Dopo l'accaduto Napoli ha rilasciato alcune interviste in cui ha commentato quanto accaduto, definendo i suoi aggressori dei «delinquenti sreriali». L'onorevole ha spiegato di essere stato accerchiato da un gruppo di esaltati che protestavano contro i politici: «Sono i 'forconi', pazzi delinquenti, se la sono presa con me perché ero lì a fare un'intervista, ma se passava qualcun altro gli saltavano addosso. Sono delinquenti e basta». Il politico ha continuato: «Sono delinquenti, organizzati e portati lì da qualcuno. Grave che li abbiamo fatti passare, che le forze dell'ordine non li abbiamo fermati prima».

«In Italia un brutto clima»
Napoli ha detto di non sentirsi un bersaglio, ma che il bersaglio è la politica in generale ed è «questo il lato inquietante dell'episodio. Quelle persone sanno di poter contare sull'amplificazione mediatica del loro gesto, a prescindere dal suo significato morale. Il brutto clima che si respira in Italia non è di oggi, esso nasce da lontano e in tanti abbiamo contribuito a crearlo. Quando la politica gira a vuoto, diventa afasica, è allora che gli insulti prendono il posto delle proposte, la violenza del linguaggio sostituisce le argomentazioni perché tutti, smarrito il sentimento del bene comune, ritengono di avere una ragione più forte di qualsiasi altra ragione e da far valere con qualsiasi mezzo».
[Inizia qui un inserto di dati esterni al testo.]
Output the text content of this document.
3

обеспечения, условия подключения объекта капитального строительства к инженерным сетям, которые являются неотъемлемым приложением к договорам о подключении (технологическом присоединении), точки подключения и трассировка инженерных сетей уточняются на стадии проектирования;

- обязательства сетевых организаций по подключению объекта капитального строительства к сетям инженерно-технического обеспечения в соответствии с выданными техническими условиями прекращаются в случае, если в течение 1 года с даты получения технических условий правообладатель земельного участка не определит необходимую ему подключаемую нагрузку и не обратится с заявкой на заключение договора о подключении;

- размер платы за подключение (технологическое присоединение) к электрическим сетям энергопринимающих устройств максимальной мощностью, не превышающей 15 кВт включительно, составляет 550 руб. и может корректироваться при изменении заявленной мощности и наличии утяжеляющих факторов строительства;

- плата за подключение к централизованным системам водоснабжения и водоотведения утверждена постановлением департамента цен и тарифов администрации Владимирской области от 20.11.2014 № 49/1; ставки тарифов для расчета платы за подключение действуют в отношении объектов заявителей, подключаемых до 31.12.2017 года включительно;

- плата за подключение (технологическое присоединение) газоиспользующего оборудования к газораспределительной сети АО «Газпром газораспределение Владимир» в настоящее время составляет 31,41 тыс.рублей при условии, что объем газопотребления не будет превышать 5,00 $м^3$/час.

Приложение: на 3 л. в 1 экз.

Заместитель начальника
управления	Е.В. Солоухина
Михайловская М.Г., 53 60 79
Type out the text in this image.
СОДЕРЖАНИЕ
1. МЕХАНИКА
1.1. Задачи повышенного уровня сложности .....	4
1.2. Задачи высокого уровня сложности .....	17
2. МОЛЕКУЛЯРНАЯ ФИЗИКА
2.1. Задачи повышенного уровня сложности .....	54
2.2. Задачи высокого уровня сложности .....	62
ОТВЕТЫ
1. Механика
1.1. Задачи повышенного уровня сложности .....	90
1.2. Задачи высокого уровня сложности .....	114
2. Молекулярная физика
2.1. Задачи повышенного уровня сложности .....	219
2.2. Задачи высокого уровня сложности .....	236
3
Il generale in pensione dalla parte dei forconi
Dopo la sceneggiata dell'arresto, dalla quale Napoli è riuscito a divincolarsi grazie al suo scatto da tennista, come si è vantato lui stesso, c'è stato anche un delirante comizio di Antonio Pappalardo, ex ufficiale dei carabinieri ed ex parlamentare che ha difeso l'operato dei «suoi» uomini: «Loro hanno proceduto all'arresto e ovviamente li ho pregati, siccome io la materia la conosco, di consegnare alle forze di polizia l'arrestato perché sia fatto immediatamente il verbale». Il militare in pensione ha proseguito sostenendo che «queste persone abusive dovrebbero essere arrestate dalle forze di polizia e invece devono farlo i cittadini. E' una cosa assurda». L'ufficiale ha concluso, «conoscendo bene io la materia, i poliziotti dovevano fare immediatamente il verbale dell'arresto e trasmetterlo direttamente in Procura. Questo è quello che io dico dall'alto della mia esperienza».

Solidarietà a Napoli
A Napoli è giunta la solidarietà dei suoi colleghi torinesi con Fabio Versaci, presidente del Consiglio comunale, che affida a Facebook il proprio pensiero: «Trovo vergognoso quanto accaduto al Consigliere Osvaldo Napoli, che si è trovato davanti un manipolo di imbecilli che hanno cercato di arrestarlo». Una presa di posizione condivisa dal capogruppo del Movimento 5 Stelle Alberto Unia e invocata da Enzo Lavolta (PD). Anche Fabrizio Ricca (Lega Nord) condanna e definisce «idioti» gli aggressori. Voce fuori dal coro Stefano Esposito, senatore del Partito Democratico. Il politico, pur ribadendo la vicinanza a Napoli, definisce l'aggressione «frutto della campagna populista di stampo grillino».